Type 2 diabetes was once thought of as a condition only affecting older people. However, there are increasing numbers of children being diagnosed.
Currently 1 in 5 year 6 children (10-11 year olds) are obese. More than half of type 2 diabetes cases can be prevented and controlling levels of overweight and obesity are key to reducing the rate of type 2 diabetes.
The government is placing huge emphasis on reducing obesity which is the biggest factor in developing type 2 diabetes.
In another attempt to tackle this growing problem, the NHS launched a Diabetes Prevention Programme in 2018; a programme lasting 9 months helping those at risk lose weight and get active.
Most cases can either be prevented or delayed by increased physical activity, weight loss and improved diet.
Not only does type 2 diabetes have these direct impacts, but it is linked to a higher likelihood of developing other conditions too.

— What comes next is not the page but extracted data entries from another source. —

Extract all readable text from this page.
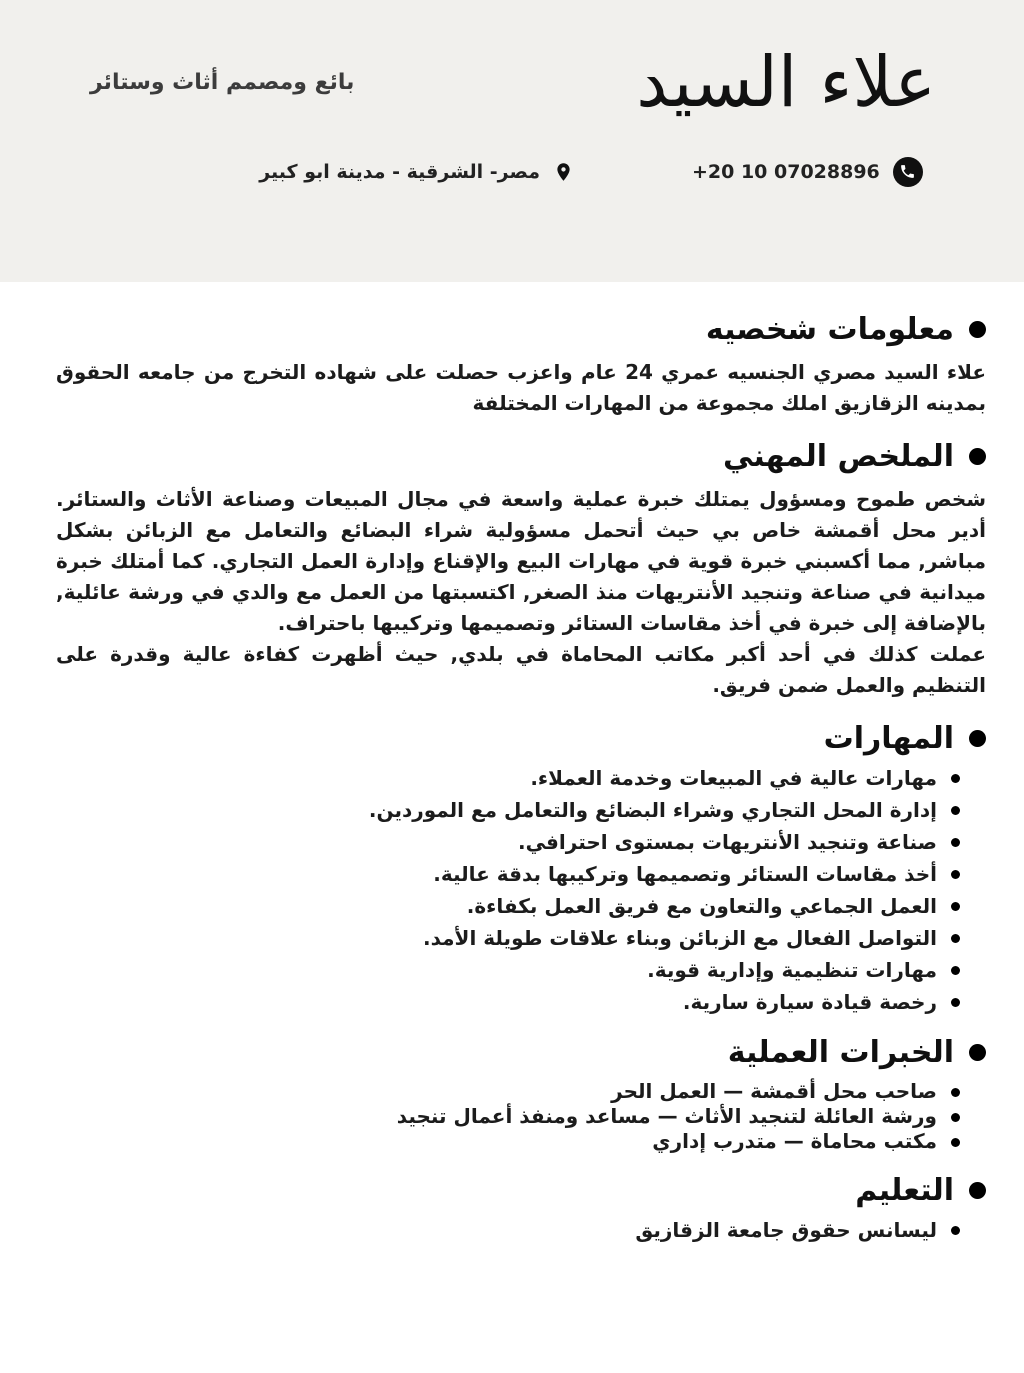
علاء السيد
بائع ومصمم أثاث وستائر
+20 10 07028896
مصر- الشرقية - مدينة ابو كبير
معلومات شخصيه

علاء السيد مصري الجنسيه عمري 24 عام واعزب حصلت على شهاده التخرج من جامعه الحقوق بمدينه الزقازيق املك مجموعة من المهارات المختلفة

الملخص المهني

شخص طموح ومسؤول يمتلك خبرة عملية واسعة في مجال المبيعات وصناعة الأثاث والستائر. أدير محل أقمشة خاص بي حيث أتحمل مسؤولية شراء البضائع والتعامل مع الزبائن بشكل مباشر, مما أكسبني خبرة قوية في مهارات البيع والإقناع وإدارة العمل التجاري. كما أمتلك خبرة ميدانية في صناعة وتنجيد الأنتريهات منذ الصغر, اكتسبتها من العمل مع والدي في ورشة عائلية, بالإضافة إلى خبرة في أخذ مقاسات الستائر وتصميمها وتركيبها باحتراف.

عملت كذلك في أحد أكبر مكاتب المحاماة في بلدي, حيث أظهرت كفاءة عالية وقدرة على التنظيم والعمل ضمن فريق.

المهارات
مهارات عالية في المبيعات وخدمة العملاء.
إدارة المحل التجاري وشراء البضائع والتعامل مع الموردين.
صناعة وتنجيد الأنتريهات بمستوى احترافي.
أخذ مقاسات الستائر وتصميمها وتركيبها بدقة عالية.
العمل الجماعي والتعاون مع فريق العمل بكفاءة.
التواصل الفعال مع الزبائن وبناء علاقات طويلة الأمد.
مهارات تنظيمية وإدارية قوية.
رخصة قيادة سيارة سارية.
الخبرات العملية
صاحب محل أقمشة — العمل الحر
ورشة العائلة لتنجيد الأثاث — مساعد ومنفذ أعمال تنجيد
مكتب محاماة — متدرب إداري
التعليم
ليسانس حقوق جامعة الزقازيق
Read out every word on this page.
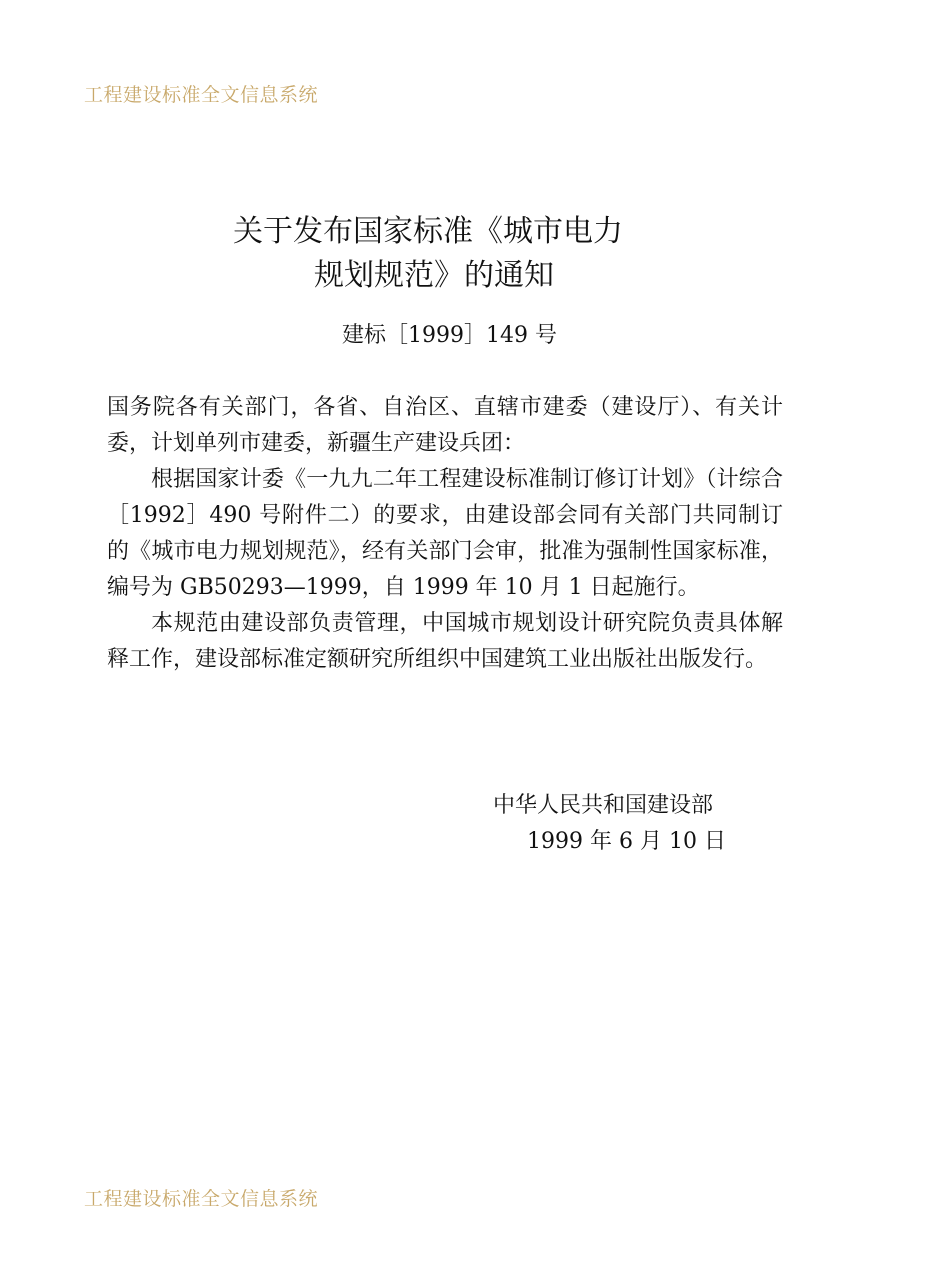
工程建设标准全文信息系统
关于发布国家标准《城市电力
规划规范》的通知
建标［1999］149 号

国务院各有关部门，各省、自治区、直辖市建委（建设厅）、有关计委，计划单列市建委，新疆生产建设兵团：

根据国家计委《一九九二年工程建设标准制订修订计划》（计综合［1992］490 号附件二）的要求，由建设部会同有关部门共同制订的《城市电力规划规范》，经有关部门会审，批准为强制性国家标准，编号为 GB50293—1999，自 1999 年 10 月 1 日起施行。

本规范由建设部负责管理，中国城市规划设计研究院负责具体解释工作，建设部标准定额研究所组织中国建筑工业出版社出版发行。

中华人民共和国建设部
1999 年 6 月 10 日
工程建设标准全文信息系统
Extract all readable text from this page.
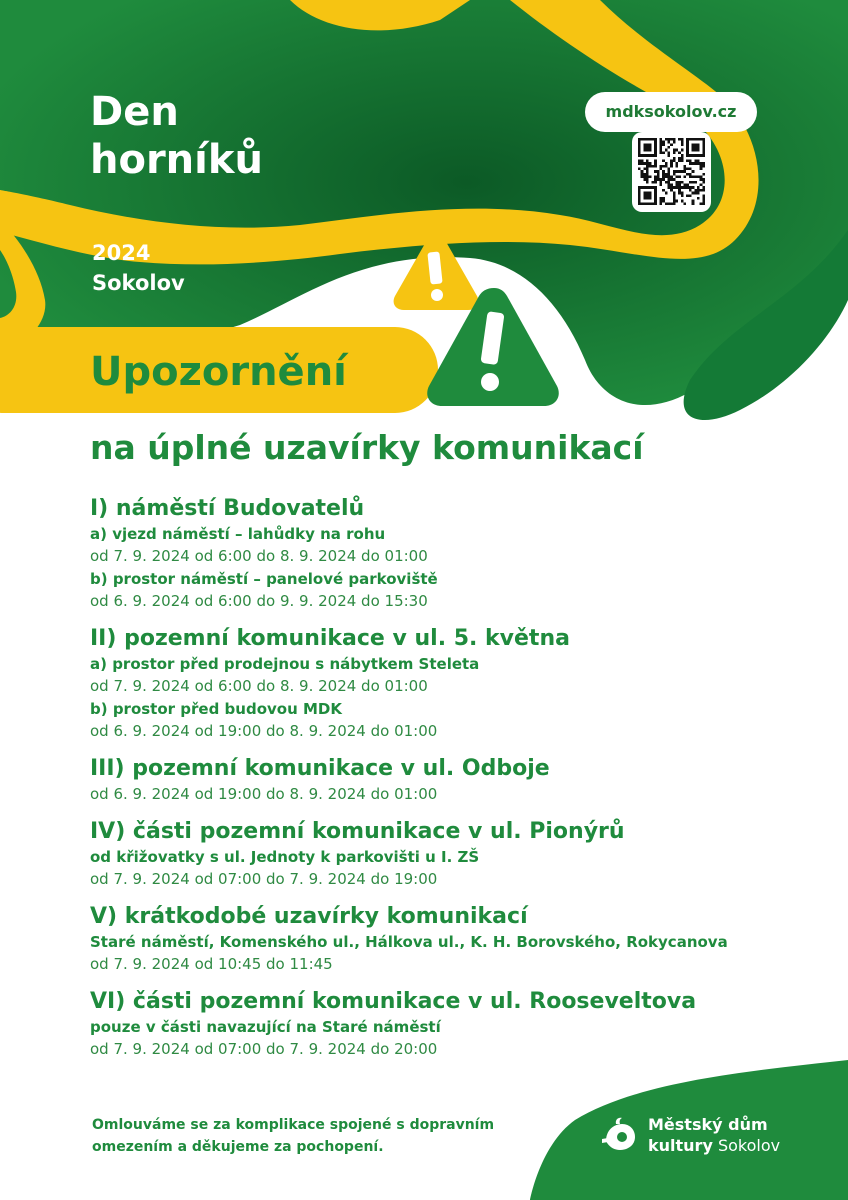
Den
horníků
2024
Sokolov
mdksokolov.cz
Upozornění
na úplné uzavírky komunikací
I) náměstí Budovatelů
a) vjezd náměstí – lahůdky na rohu
od 7. 9. 2024 od 6:00 do 8. 9. 2024 do 01:00
b) prostor náměstí – panelové parkoviště
od 6. 9. 2024 od 6:00 do 9. 9. 2024 do 15:30
II) pozemní komunikace v ul. 5. května
a) prostor před prodejnou s nábytkem Steleta
od 7. 9. 2024 od 6:00 do 8. 9. 2024 do 01:00
b) prostor před budovou MDK
od 6. 9. 2024 od 19:00 do 8. 9. 2024 do 01:00
III) pozemní komunikace v ul. Odboje
od 6. 9. 2024 od 19:00 do 8. 9. 2024 do 01:00
IV) části pozemní komunikace v ul. Pionýrů
od křižovatky s ul. Jednoty k parkovišti u I. ZŠ
od 7. 9. 2024 od 07:00 do 7. 9. 2024 do 19:00
V) krátkodobé uzavírky komunikací
Staré náměstí, Komenského ul., Hálkova ul., K. H. Borovského, Rokycanova
od 7. 9. 2024 od 10:45 do 11:45
VI) části pozemní komunikace v ul. Rooseveltova
pouze v části navazující na Staré náměstí
od 7. 9. 2024 od 07:00 do 7. 9. 2024 do 20:00
Omlouváme se za komplikace spojené s dopravním
omezením a děkujeme za pochopení.
Městský dům
kultury Sokolov
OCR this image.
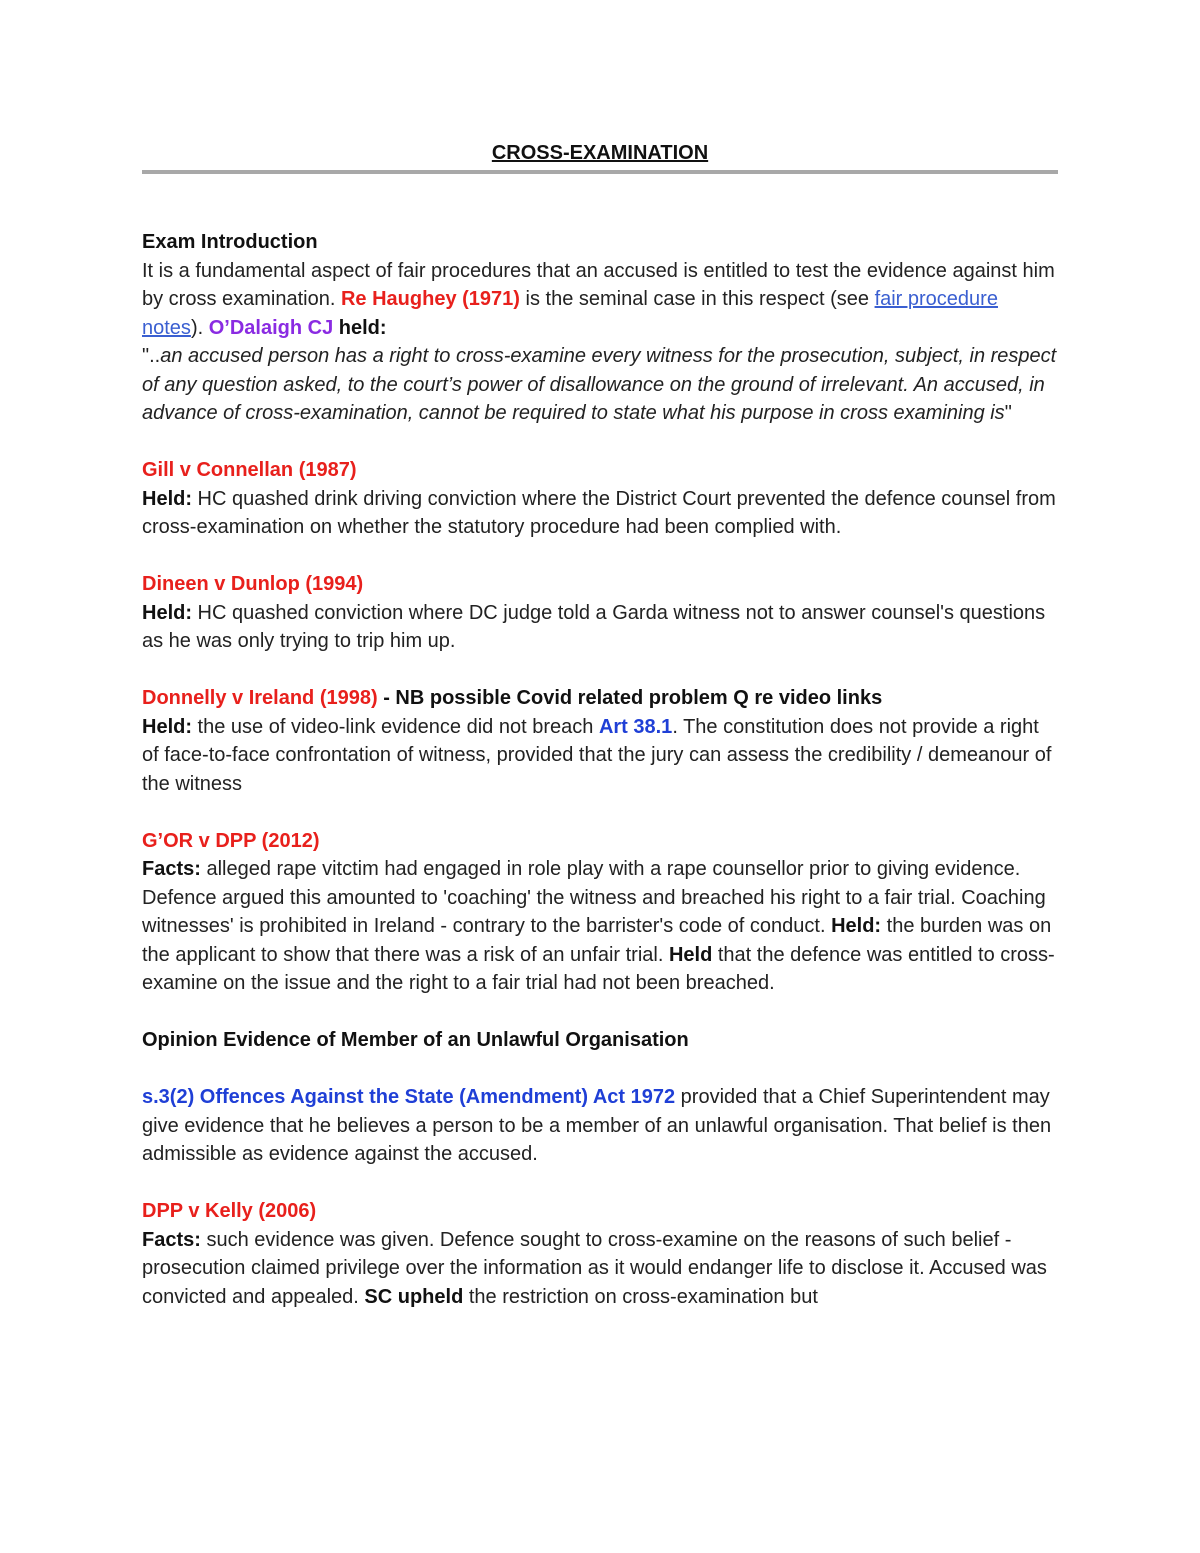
CROSS-EXAMINATION

Exam Introduction
It is a fundamental aspect of fair procedures that an accused is entitled to test the evidence against him by cross examination. Re Haughey (1971) is the seminal case in this respect (see fair procedure notes). O’Dalaigh CJ held:
"..an accused person has a right to cross-examine every witness for the prosecution, subject, in respect of any question asked, to the court’s power of disallowance on the ground of irrelevant. An accused, in advance of cross-examination, cannot be required to state what his purpose in cross examining is"

Gill v Connellan (1987)
Held: HC quashed drink driving conviction where the District Court prevented the defence counsel from cross-examination on whether the statutory procedure had been complied with.

Dineen v Dunlop (1994)
Held: HC quashed conviction where DC judge told a Garda witness not to answer counsel's questions as he was only trying to trip him up.

Donnelly v Ireland (1998) - NB possible Covid related problem Q re video links
Held: the use of video-link evidence did not breach Art 38.1. The constitution does not provide a right of face-to-face confrontation of witness, provided that the jury can assess the credibility / demeanour of the witness

G’OR v DPP (2012)
Facts: alleged rape vitctim had engaged in role play with a rape counsellor prior to giving evidence. Defence argued this amounted to 'coaching' the witness and breached his right to a fair trial. Coaching witnesses' is prohibited in Ireland - contrary to the barrister's code of conduct. Held: the burden was on the applicant to show that there was a risk of an unfair trial. Held that the defence was entitled to cross-examine on the issue and the right to a fair trial had not been breached.

Opinion Evidence of Member of an Unlawful Organisation

s.3(2) Offences Against the State (Amendment) Act 1972 provided that a Chief Superintendent may give evidence that he believes a person to be a member of an unlawful organisation. That belief is then admissible as evidence against the accused.

DPP v Kelly (2006)
Facts: such evidence was given. Defence sought to cross-examine on the reasons of such belief - prosecution claimed privilege over the information as it would endanger life to disclose it. Accused was convicted and appealed. SC upheld the restriction on cross-examination but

Compared to the population, those with type 2 diabetes are 2.5 times more likely to have a heart attack and 2 times more likely to have a stroke. 500 people with diabetes die prematurely each week. This is because the high blood sugar levels in uncontrolled diabetes damages blood vessels and the heart over many years.
This damage also occurs in smaller blood vessels too, which can lead to other complications such as diabetic retinopathy (causes loss of sight), nerve damage and kidney damage. Each week, diabetes leads to 169 amputations, 680 strokes and 2000 cases of heart failure.
Diabetes has a huge impact on the health of the population and on individual lives.
The rising numbers of type 2 diabetes indicates other underlying problems in the general health of the UK population and is mirroring the increase in obesity. Increased delay and prevention is needed to reduce the levels of type 2 diabetes in the future.
Example interview questions:
How would a diagnosis of type 1 diabetes affect the daily life of someone who is newly diagnosed?
Describe what normally happens in terms of glucose levels in the blood after a meal and how this differs in someone who has diabetes.
Give 3 environmental/ societal factors that are contributing to cases of type 2 diabetes in the UK and why these do so.